Simon ist der Sohn aus der Beziehung zum berühmten Dirigenten Karlz-Heinz Stockhausen. Das wiederum beleuchtet einen eigenen Themenkomplex, der monomanische Musiker und die unabhängige Künstlerin, eine Beziehung, die nicht gut gehen kann; ein New Yorker meint anlässlich einer Ausstellung aus dem Zeitraum dieser Doku, sie hätte wohl eine ganz andere Karriere gemacht, wenn sie damals nicht ihrem Komponistengatten nach Japan gefolgt wäre und auf den Pflock, den sie für sich und ihren Namen in der Kunstszene mit der abstrakten Kunst in New York eingerammt hatte, weitere hätte folgen lassen und nicht plötzlich aus der Szene verschwunden wäre. Sie war in New York in den 60ern ein Ikone der Avantgarde.

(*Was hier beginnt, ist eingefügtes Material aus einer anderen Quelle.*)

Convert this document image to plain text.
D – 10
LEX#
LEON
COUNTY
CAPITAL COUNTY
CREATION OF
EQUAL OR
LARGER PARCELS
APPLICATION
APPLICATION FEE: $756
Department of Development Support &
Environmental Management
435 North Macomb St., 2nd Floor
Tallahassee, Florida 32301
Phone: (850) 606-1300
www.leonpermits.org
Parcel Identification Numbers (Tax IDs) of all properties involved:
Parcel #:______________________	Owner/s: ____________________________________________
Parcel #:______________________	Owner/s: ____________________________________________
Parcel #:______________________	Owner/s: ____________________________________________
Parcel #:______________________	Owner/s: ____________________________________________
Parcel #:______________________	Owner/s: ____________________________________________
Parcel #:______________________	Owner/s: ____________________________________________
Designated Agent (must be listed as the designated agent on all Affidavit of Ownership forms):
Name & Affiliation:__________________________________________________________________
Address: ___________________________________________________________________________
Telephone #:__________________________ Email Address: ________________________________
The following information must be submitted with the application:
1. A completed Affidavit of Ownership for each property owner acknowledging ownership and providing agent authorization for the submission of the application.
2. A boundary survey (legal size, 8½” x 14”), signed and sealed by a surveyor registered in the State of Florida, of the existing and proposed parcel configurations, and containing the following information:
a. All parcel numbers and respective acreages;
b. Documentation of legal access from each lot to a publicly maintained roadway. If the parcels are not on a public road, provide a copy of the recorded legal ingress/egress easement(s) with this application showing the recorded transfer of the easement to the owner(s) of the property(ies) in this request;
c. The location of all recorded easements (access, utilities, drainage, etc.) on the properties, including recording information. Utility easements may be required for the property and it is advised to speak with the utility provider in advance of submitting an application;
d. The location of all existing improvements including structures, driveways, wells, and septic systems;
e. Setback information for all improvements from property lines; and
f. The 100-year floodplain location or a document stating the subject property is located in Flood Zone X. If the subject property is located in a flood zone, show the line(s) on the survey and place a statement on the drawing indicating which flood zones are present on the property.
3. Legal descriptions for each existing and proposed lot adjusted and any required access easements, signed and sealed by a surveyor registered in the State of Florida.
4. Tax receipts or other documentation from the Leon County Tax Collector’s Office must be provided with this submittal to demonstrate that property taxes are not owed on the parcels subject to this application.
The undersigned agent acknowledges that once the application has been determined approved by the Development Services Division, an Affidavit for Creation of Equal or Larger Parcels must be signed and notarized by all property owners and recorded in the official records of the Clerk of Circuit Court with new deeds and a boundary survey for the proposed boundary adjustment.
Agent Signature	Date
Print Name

Der Hinweis, den die Dokumentaristin Carmen Belasch auf den tieferen Gehalt oder die genreüberschreitende Faszination ihrer Werke gibt, taucht anfangs und am Ende des Filmes auf: es sind die Wellen am Meeresrand, es ist der Sand und Mary Bauermeister schreibt anfangs mit einem kleinen Ästchen Formen und Texte in den Sand, ihre „Messages“. So sehen ihre Inschriften auf den Kunstwerken aus: als hätte die Natur sie geformt, als hätte der ewige Rhyhtmus des Meeres sind hingeworfen; als hätte die immer von Themen beseelte Künstlerin sie nur ablauschen müssen, als komme ihr kreatives Schaffen aus den Tiefen der Natur (umso lächerlich wirkt so besehen ein Bundesverdienstkreuz, weil so etwas so gar nichts mit der Natur zu tun hat), und warum ihre Werke eben nicht nur schön oder nicht nur Bastelarbeiten sind, weil sie Impulse von der geistigen Welt reinjagt, weil sie ständig auf der Suche nach Erweiterung von Erkenntnissen wäre.

Auch für die Fans der Frauenemanzipation gibt sie ein Beispiel: sie wollte ihre Kinder selbst ernähren können, das war ein weiterer Impetus für ihr Schaffen.

Mary Bauermeister ist eine Person, die von sich aus abend- und auch leinwandfüllend ist, sowie so mit ihren Werken, weil sich bei ihr immer was tut, und selbst wenn sie sich ermattet auf einen Kiesberg legt, so lebt das Bild von ihrer Ausstrahlung. Sohn Simon bringt den Mutter-Sohn-Konflikt zur Sprache, den er irgendwann beigelegt haben will.